Store manager Pascal Roy summed up what they found for the AFP News Agency,

“We figured there’d be a few bones there considering it used to be the site of a cemetery—but we didn’t expect to find mass graves.”


The supermarket was built on the site of a hospital called Trinité, which the Telegraph reports functioned from approximately the 12th to the 17th centuries. Bodies interred there were believed to have been transferred to the Paris Catacombs in the 18th century.

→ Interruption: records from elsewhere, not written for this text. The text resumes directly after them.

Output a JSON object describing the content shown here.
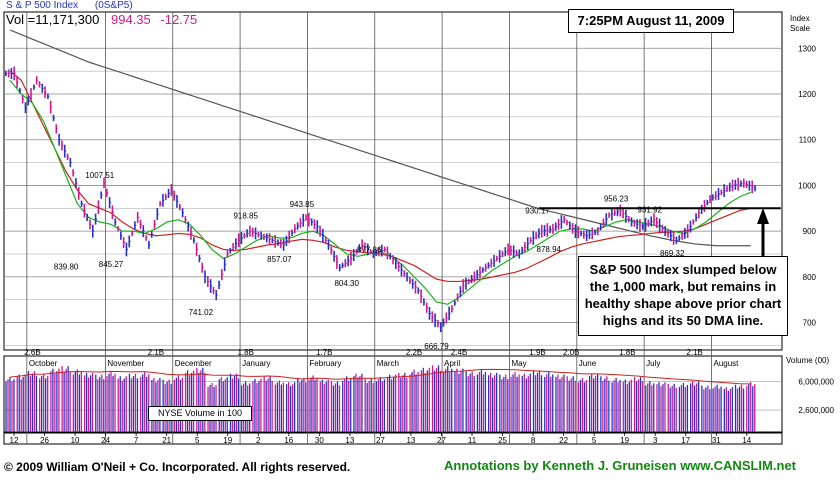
{
  "header": {
    "index_name": "S & P 500 Index",
    "symbol": "(0S&P5)",
    "volume_text": "Vol =11,171,300",
    "last_price": "994.35",
    "change": "-12.75"
  },
  "date_box": "7:25PM August 11, 2009",
  "callout_text": "S&P 500 Index slumped below the 1,000 mark, but remains in healthy shape above prior chart highs and its 50 DMA line.",
  "index_scale_label": [
    "Index",
    "Scale"
  ],
  "volume_panel_label": "NYSE Volume in 100",
  "volume_scale_title": "Volume (00)",
  "footer": {
    "copyright": "© 2009 William O'Neil + Co. Incorporated. All rights reserved.",
    "annotation": "Annotations by Kenneth J. Gruneisen www.CANSLIM.net"
  },
  "colors": {
    "up_bar": "#2233cc",
    "down_bar": "#d0198f",
    "ma_short": "#19b219",
    "ma_long": "#cc2222",
    "ma_200": "#555555",
    "grid": "#000000",
    "annotation": "#118811"
  },
  "chart_data": {
    "type": "line",
    "title": "S & P 500 Index",
    "y_axis": {
      "min": 640,
      "max": 1340,
      "ticks": [
        700,
        800,
        900,
        1000,
        1100,
        1200,
        1300
      ],
      "side": "right",
      "scale": "linear"
    },
    "volume_axis": {
      "min": 0,
      "max": 9000000,
      "ticks": [
        2600000,
        6000000
      ]
    },
    "x_tick_labels": [
      "12",
      "26",
      "10",
      "24",
      "7",
      "21",
      "5",
      "19",
      "2",
      "16",
      "30",
      "13",
      "27",
      "13",
      "27",
      "11",
      "25",
      "8",
      "22",
      "5",
      "19",
      "3",
      "17",
      "31",
      "14"
    ],
    "month_labels": [
      "October",
      "November",
      "December",
      "January",
      "February",
      "March",
      "April",
      "May",
      "June",
      "July",
      "August"
    ],
    "close_series": [
      {
        "x": 0,
        "y": 1245
      },
      {
        "x": 1,
        "y": 1170
      },
      {
        "x": 2,
        "y": 1230
      },
      {
        "x": 3,
        "y": 1195
      },
      {
        "x": 4,
        "y": 1100
      },
      {
        "x": 5,
        "y": 1050
      },
      {
        "x": 6,
        "y": 960
      },
      {
        "x": 7,
        "y": 900
      },
      {
        "x": 8,
        "y": 1005
      },
      {
        "x": 9,
        "y": 920
      },
      {
        "x": 10,
        "y": 860
      },
      {
        "x": 11,
        "y": 930
      },
      {
        "x": 12,
        "y": 870
      },
      {
        "x": 13,
        "y": 960
      },
      {
        "x": 14,
        "y": 990
      },
      {
        "x": 15,
        "y": 940
      },
      {
        "x": 16,
        "y": 880
      },
      {
        "x": 17,
        "y": 800
      },
      {
        "x": 18,
        "y": 760
      },
      {
        "x": 19,
        "y": 850
      },
      {
        "x": 20,
        "y": 880
      },
      {
        "x": 21,
        "y": 900
      },
      {
        "x": 22,
        "y": 890
      },
      {
        "x": 23,
        "y": 880
      },
      {
        "x": 24,
        "y": 870
      },
      {
        "x": 25,
        "y": 905
      },
      {
        "x": 26,
        "y": 930
      },
      {
        "x": 27,
        "y": 910
      },
      {
        "x": 28,
        "y": 870
      },
      {
        "x": 29,
        "y": 820
      },
      {
        "x": 30,
        "y": 840
      },
      {
        "x": 31,
        "y": 870
      },
      {
        "x": 32,
        "y": 850
      },
      {
        "x": 33,
        "y": 860
      },
      {
        "x": 34,
        "y": 830
      },
      {
        "x": 35,
        "y": 800
      },
      {
        "x": 36,
        "y": 770
      },
      {
        "x": 37,
        "y": 720
      },
      {
        "x": 38,
        "y": 690
      },
      {
        "x": 39,
        "y": 730
      },
      {
        "x": 40,
        "y": 780
      },
      {
        "x": 41,
        "y": 800
      },
      {
        "x": 42,
        "y": 820
      },
      {
        "x": 43,
        "y": 840
      },
      {
        "x": 44,
        "y": 860
      },
      {
        "x": 45,
        "y": 850
      },
      {
        "x": 46,
        "y": 880
      },
      {
        "x": 47,
        "y": 900
      },
      {
        "x": 48,
        "y": 905
      },
      {
        "x": 49,
        "y": 925
      },
      {
        "x": 50,
        "y": 900
      },
      {
        "x": 51,
        "y": 890
      },
      {
        "x": 52,
        "y": 900
      },
      {
        "x": 53,
        "y": 935
      },
      {
        "x": 54,
        "y": 945
      },
      {
        "x": 55,
        "y": 920
      },
      {
        "x": 56,
        "y": 910
      },
      {
        "x": 57,
        "y": 925
      },
      {
        "x": 58,
        "y": 900
      },
      {
        "x": 59,
        "y": 880
      },
      {
        "x": 60,
        "y": 900
      },
      {
        "x": 61,
        "y": 940
      },
      {
        "x": 62,
        "y": 970
      },
      {
        "x": 63,
        "y": 985
      },
      {
        "x": 64,
        "y": 1000
      },
      {
        "x": 65,
        "y": 1005
      },
      {
        "x": 66,
        "y": 994
      }
    ],
    "ma_50": [
      1250,
      1230,
      1180,
      1130,
      1080,
      1030,
      990,
      960,
      950,
      940,
      920,
      905,
      895,
      890,
      892,
      895,
      893,
      885,
      870,
      860,
      858,
      860,
      865,
      870,
      873,
      878,
      882,
      880,
      875,
      865,
      858,
      855,
      852,
      850,
      845,
      835,
      825,
      810,
      795,
      790,
      790,
      792,
      795,
      800,
      805,
      810,
      818,
      830,
      842,
      855,
      865,
      872,
      877,
      882,
      887,
      890,
      892,
      895,
      897,
      898,
      900,
      905,
      915,
      925,
      935,
      945,
      950
    ],
    "ma_short": [
      1230,
      1200,
      1180,
      1140,
      1080,
      1020,
      960,
      930,
      920,
      915,
      900,
      900,
      895,
      905,
      920,
      925,
      915,
      890,
      860,
      840,
      850,
      865,
      880,
      890,
      885,
      885,
      895,
      900,
      890,
      870,
      850,
      845,
      850,
      855,
      845,
      825,
      800,
      775,
      745,
      740,
      755,
      775,
      795,
      815,
      830,
      845,
      855,
      870,
      885,
      900,
      905,
      905,
      900,
      910,
      920,
      925,
      920,
      915,
      910,
      900,
      895,
      905,
      920,
      940,
      960,
      975,
      985
    ],
    "ma_200": [
      1340,
      1330,
      1320,
      1310,
      1300,
      1290,
      1280,
      1270,
      1262,
      1254,
      1246,
      1238,
      1230,
      1222,
      1214,
      1206,
      1198,
      1190,
      1182,
      1174,
      1166,
      1158,
      1150,
      1142,
      1134,
      1126,
      1118,
      1110,
      1102,
      1094,
      1086,
      1078,
      1070,
      1062,
      1054,
      1046,
      1038,
      1030,
      1022,
      1014,
      1006,
      998,
      990,
      982,
      974,
      966,
      958,
      950,
      944,
      938,
      932,
      926,
      920,
      914,
      908,
      902,
      896,
      890,
      885,
      880,
      876,
      872,
      870,
      868,
      868,
      868,
      868
    ],
    "volume": [
      6.5,
      6.8,
      7.2,
      6.9,
      7.5,
      7.8,
      7.4,
      7.0,
      6.8,
      7.2,
      6.6,
      6.9,
      7.1,
      6.4,
      6.2,
      6.7,
      7.3,
      7.6,
      5.8,
      6.5,
      6.9,
      6.0,
      6.3,
      6.6,
      6.1,
      5.9,
      6.4,
      6.7,
      6.2,
      6.0,
      6.6,
      6.9,
      6.3,
      6.5,
      6.8,
      7.0,
      7.4,
      7.6,
      7.9,
      7.8,
      7.5,
      7.2,
      7.4,
      7.0,
      6.8,
      7.1,
      6.9,
      7.3,
      7.1,
      6.8,
      6.6,
      6.4,
      6.9,
      6.6,
      6.4,
      6.2,
      6.5,
      6.0,
      5.9,
      5.7,
      5.8,
      6.0,
      5.5,
      5.6,
      5.3,
      5.6,
      5.9
    ],
    "price_labels": [
      {
        "x": 8,
        "y": 1007.51,
        "text": "1007.51"
      },
      {
        "x": 5,
        "y": 839.8,
        "text": "839.80"
      },
      {
        "x": 9,
        "y": 845.27,
        "text": "845.27"
      },
      {
        "x": 17,
        "y": 741.02,
        "text": "741.02"
      },
      {
        "x": 21,
        "y": 918.85,
        "text": "918.85"
      },
      {
        "x": 24,
        "y": 857.07,
        "text": "857.07"
      },
      {
        "x": 26,
        "y": 943.85,
        "text": "943.85"
      },
      {
        "x": 30,
        "y": 804.3,
        "text": "804.30"
      },
      {
        "x": 32,
        "y": 877.86,
        "text": "877.86"
      },
      {
        "x": 38,
        "y": 666.79,
        "text": "666.79"
      },
      {
        "x": 47,
        "y": 930.17,
        "text": "930.17"
      },
      {
        "x": 48,
        "y": 878.94,
        "text": "878.94"
      },
      {
        "x": 54,
        "y": 956.23,
        "text": "956.23"
      },
      {
        "x": 57,
        "y": 931.92,
        "text": "931.92"
      },
      {
        "x": 59,
        "y": 869.32,
        "text": "869.32"
      }
    ],
    "volume_labels": [
      "2.6B",
      "2.1B",
      "1.8B",
      "1.7B",
      "2.2B",
      "2.4B",
      "1.9B",
      "2.0B",
      "1.8B",
      "2.1B"
    ],
    "pivot_line": 950
  }
}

In what could be the archaeological find of the year, the team dug up a total of 8 chambers filled with skeletons; the eight pit held 150 skeletons all together, buried in layers up to five bodies deep. Archaeologist Isabelle Abadie told the Telegraph,

What is surprising is that the bodies were not thrown into the graves but placed there with care. The individuals—men, women and children—were placed head to toe no doubt to save space.”

mass grave 2

Abadie added,

“The fact that so many people were buried together, that the grave is this large, tends to show us that there was a major mortality crisis. The crisis may have resulted from an epidemic, famine, or extreme fever.”

INRAP plans to do some DNA testing and carbon dating to confirm their suspicions that the people buried in these mass graves died as a result of one of the plagues or famines that swept France at the time. All the bodies did appear to have been buried at the same time, which lends weight to theories that these were victims of the plagues that ravaged Paris through the 14th through 16th centuries. Some pieces of medieval ceramics were also found buried among the human remains, as well as more recent pottery. These items will also be tested to determine their age.

monoThe bodies were found under a Monoprix supermarket in Paris, a site which was formerly a hospital. (Photo: INRAP)

Store manager Pascal Roy told France 24 that some of his employees are disturbed by the discovery, and are not interested in checking it out in person. The archaological site is currently closed to the public while INRAP continues its research.

It took until 2014 for the Paris Catacombs to finally get its own horror movie. With an unbelievable story like this, we won’t be surprised if a supermarket zombie flick is next year’s summer blockbuster.